The existing policy was principally premised upon the concept that the length of the license term was a major factor in the licensee’s investment decisions with respect to the project, and that a longer license term would be necessary to give the licensee a sufficient earnings horizon for larger capital investments. In part, this view also rested upon the potential legal threat - never actually realized in the 96 history of the statute - that the federal government might exercise its right to take over the project at the end of the license term, paying the licensee essentially net book value based on historical costs. Moreover, the administration of the existing policy has revealed that it sometimes discourages overhaul or upgrade of equipment towards the end of a license term because the licensee risks not receiving “credit” for that investment in the calculation of a new license term. Finally, the existing policy lessens the possibility of settlements in the relicensing process to the extent that it takes off the table the length of the license term as something the existing licensee can bargain for.

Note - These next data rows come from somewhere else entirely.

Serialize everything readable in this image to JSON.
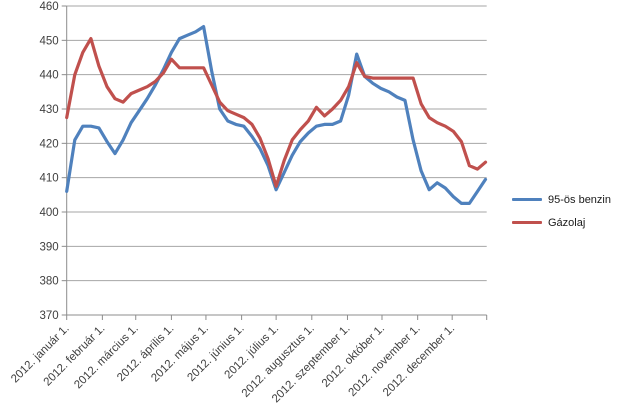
{
  "chart_data": {
    "type": "line",
    "title": "",
    "grid": true,
    "y_axis": {
      "min": 370,
      "max": 460,
      "step": 10,
      "tick_labels": [
        "370",
        "380",
        "390",
        "400",
        "410",
        "420",
        "430",
        "440",
        "450",
        "460"
      ]
    },
    "x_axis": {
      "tick_labels": [
        "2012. január 1.",
        "2012. február 1.",
        "2012. március 1.",
        "2012. április 1.",
        "2012. május 1.",
        "2012. június 1.",
        "2012. július 1.",
        "2012. augusztus 1.",
        "2012. szeptember 1.",
        "2012. október 1.",
        "2012. november 1.",
        "2012. december 1."
      ],
      "month_start_days": [
        1,
        32,
        61,
        92,
        122,
        153,
        183,
        214,
        245,
        275,
        306,
        336
      ],
      "axis_end_day": 366
    },
    "x_days": [
      1,
      8,
      15,
      22,
      29,
      36,
      43,
      50,
      57,
      64,
      71,
      78,
      85,
      92,
      99,
      106,
      113,
      120,
      127,
      134,
      141,
      148,
      155,
      162,
      169,
      176,
      183,
      190,
      197,
      204,
      211,
      218,
      225,
      232,
      239,
      246,
      253,
      260,
      267,
      274,
      281,
      288,
      295,
      302,
      309,
      316,
      323,
      330,
      337,
      344,
      351,
      358,
      365
    ],
    "series": [
      {
        "key": "benzin-95",
        "name": "95-ös benzin",
        "color": "#4F81BD",
        "values": [
          406,
          421,
          425,
          425,
          424.5,
          420.5,
          417,
          421,
          426,
          429.5,
          433,
          437,
          441.5,
          446.5,
          450.5,
          451.5,
          452.5,
          454,
          441,
          430,
          426.5,
          425.5,
          425,
          422,
          418.5,
          413.5,
          406.5,
          411.5,
          416.5,
          420.5,
          423,
          425,
          425.5,
          425.5,
          426.5,
          434,
          446,
          439.5,
          437.5,
          436,
          435,
          433.5,
          432.5,
          421,
          412,
          406.5,
          408.5,
          407,
          404.5,
          402.5,
          402.5,
          406,
          409.5
        ]
      },
      {
        "key": "gazolaj",
        "name": "Gázolaj",
        "color": "#C0504D",
        "values": [
          427.5,
          440,
          446.5,
          450.5,
          442.5,
          436.5,
          433,
          432,
          434.5,
          435.5,
          436.5,
          438,
          440.5,
          444.5,
          442,
          442,
          442,
          442,
          437,
          432,
          429.5,
          428.5,
          427.5,
          425.5,
          421.5,
          415.5,
          407.5,
          415,
          421,
          424,
          426.5,
          430.5,
          428,
          430,
          432.5,
          436.5,
          443.5,
          439.5,
          439,
          439,
          439,
          439,
          439,
          439,
          431.5,
          427.5,
          426,
          425,
          423.5,
          420.5,
          413.5,
          412.5,
          414.5
        ]
      }
    ],
    "legend": {
      "position": "right"
    },
    "colors": {
      "gridline": "#A6A6A6",
      "axis": "#8C8C8C",
      "text": "#3F3F3F",
      "background": "#FFFFFF"
    }
  }
}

The Commission’s announcement of its re-examination of its policy indicates that it is aware of the foregoing issues. The NOI outlines for comments five potential options for updating the Commission’s license term policy: (1) retain the existing policy; (2) add to the existing policy the consideration of investments on measures implemented under the prior license; (3) replace the existing policy with a 50-year default license term unless the Commission determines that a lesser license term would be in the public interest; (4) add a more quantitative cost-based analysis to the existing license term policy; and (5) alter current policy to accept the longer license term agreed upon in an applicable settlement agreement, when appropriate. The Commission also solicits other suggestions of alternatives to the outlined options.

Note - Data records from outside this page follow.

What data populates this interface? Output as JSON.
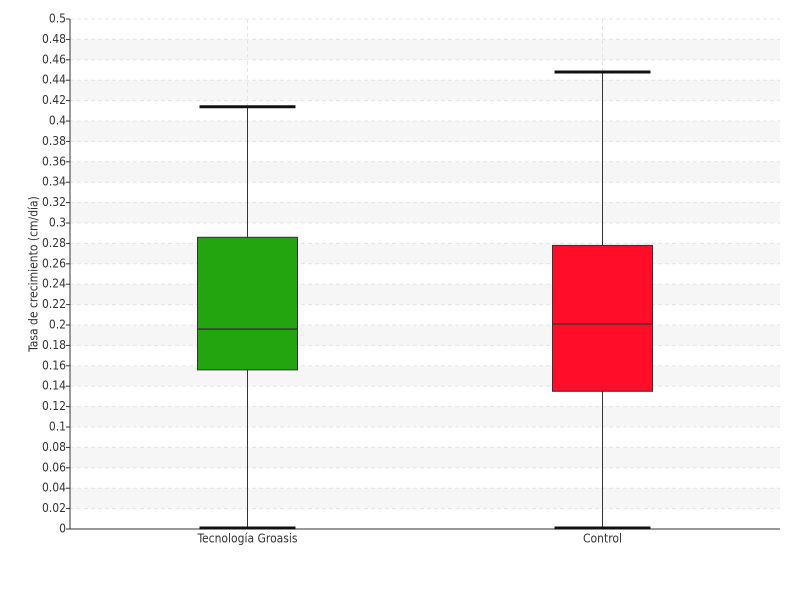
{
  "chart_data": {
    "type": "box",
    "y_label": "Tasa de crecimiento (cm/día)",
    "categories": [
      "Tecnología Groasis",
      "Control"
    ],
    "boxes": [
      {
        "min": 0,
        "q1": 0.156,
        "median": 0.196,
        "q3": 0.286,
        "max": 0.414,
        "color": "#22a50f"
      },
      {
        "min": 0,
        "q1": 0.135,
        "median": 0.201,
        "q3": 0.278,
        "max": 0.448,
        "color": "#ff0d29"
      }
    ],
    "ylim": [
      0,
      0.5
    ],
    "yticks": [
      0,
      0.02,
      0.04,
      0.06,
      0.08,
      0.1,
      0.12,
      0.14,
      0.16,
      0.18,
      0.2,
      0.22,
      0.24,
      0.26,
      0.28,
      0.3,
      0.32,
      0.34,
      0.36,
      0.38,
      0.4,
      0.42,
      0.44,
      0.46,
      0.48,
      0.5
    ],
    "grid": true
  }
}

It is noteworthy that the Commission appears to be only considering a policy change with respect to this issue rather than a rulemaking. Policies, as compared to rules or regulations, have very little force of law and are essentially non-reviewable in the courts. In that sense, a policy change is an administrative equivalent to an executive order, something that is only valid until the next Commission decides to do something different. That being the case, to the extent that the desire for change is intended to achieve different licensee behavior, merely changing the policy regarding license terms may not have the desired effect.

Comments in response to the NOI are due 60 days after publication in the Federal Register.